C4 is certainly good, but since it doesn’t seem like there is a way of changing the middle C in Cubase to make it C4, is there a way to change the middle C in Dorico for it is called C3? Just to have the same scale between both platforms?
Yamaha DX7 was the first successful synth that used MIDI and of course popularized it.
It counted its keys in the “normal people” way, starting with 1 (and not with 2, or 0 or -1). This way the complete keyboard range was a very neat and easy C1 to C6, and it made C3 the middle C. And I guess it stuck, at least for a while.
“Professor Smarts, what caused the fall of human civilization in the 21st century?” “Well, my students, they couldn’t even agree on how to count the notes on a piano…” "Until finally the ancient kings ‘Google’ and ‘Facebook’ took it upon themselves to rewrite all content in the way they saw fit, finally settling on ‘C4’. Some question whether the Google really existed or if the tale is a later addition by the “Monks of the Half-eaten Fruit.”
C4 was the convention until Yamaha screwed things up. I’ve lost a few hours to frustration over this since starting to record in the box in 1998, just a few. But the cat’s out of the bag now…although C4 is the standard in my studio, every once in awhile I’ll come across a developer who obviously bought a DX-7 in high school and can’t let go of C3. Hey, our differences are what makes life interesting.
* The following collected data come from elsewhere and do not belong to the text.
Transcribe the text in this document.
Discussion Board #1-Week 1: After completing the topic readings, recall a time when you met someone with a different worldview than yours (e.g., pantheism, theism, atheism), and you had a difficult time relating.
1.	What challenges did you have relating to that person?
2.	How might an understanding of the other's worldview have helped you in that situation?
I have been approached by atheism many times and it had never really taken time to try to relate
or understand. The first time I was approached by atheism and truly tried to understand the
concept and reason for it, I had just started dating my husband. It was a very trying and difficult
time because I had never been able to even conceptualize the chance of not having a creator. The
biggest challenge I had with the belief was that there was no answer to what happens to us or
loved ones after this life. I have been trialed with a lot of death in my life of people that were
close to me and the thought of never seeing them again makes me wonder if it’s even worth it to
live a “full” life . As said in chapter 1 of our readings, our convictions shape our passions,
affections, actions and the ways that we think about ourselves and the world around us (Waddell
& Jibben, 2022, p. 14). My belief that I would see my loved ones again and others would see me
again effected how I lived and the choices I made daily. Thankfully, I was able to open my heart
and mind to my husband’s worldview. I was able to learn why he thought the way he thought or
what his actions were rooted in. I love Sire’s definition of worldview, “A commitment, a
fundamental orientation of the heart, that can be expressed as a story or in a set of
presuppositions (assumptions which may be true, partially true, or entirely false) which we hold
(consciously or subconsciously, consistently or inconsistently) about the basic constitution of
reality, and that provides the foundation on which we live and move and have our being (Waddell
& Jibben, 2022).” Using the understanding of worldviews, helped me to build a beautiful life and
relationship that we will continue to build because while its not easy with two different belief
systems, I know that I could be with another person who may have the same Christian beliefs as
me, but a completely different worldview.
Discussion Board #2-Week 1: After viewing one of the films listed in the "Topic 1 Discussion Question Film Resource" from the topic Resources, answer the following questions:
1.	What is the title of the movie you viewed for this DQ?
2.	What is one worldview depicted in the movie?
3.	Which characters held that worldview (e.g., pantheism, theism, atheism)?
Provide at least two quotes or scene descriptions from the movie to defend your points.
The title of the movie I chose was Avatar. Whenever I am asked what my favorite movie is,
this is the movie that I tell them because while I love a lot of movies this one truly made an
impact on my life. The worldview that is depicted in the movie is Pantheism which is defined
Logic Pro defaults to middle C as C3 (Yamaha) [Logic’s parenthesis], with an option for C4 (Roland). C3 drives me mad so I change Logic to C4. I’m surprised Cubase doesn’t have an option for that. In any case, middle C is always MIDI note No. 60 whether it’s C3 or C4.
Hmm I actually thought it was the other way around, perhaps wrongly… Before MIDI, middle C literally meant the middle C of a given keyboard size or instrument range. That’s how I personally was taught to find it as a kid. And comparing the ranges of some instruments it probably makes more sense like that for both players and teachers. It’s more likely Yamaha simply continued in that vein.
I speculate it was the discrepancy between this tradition and MIDI numbering based on a huge theoretical keyboard length that led to the standard for C4.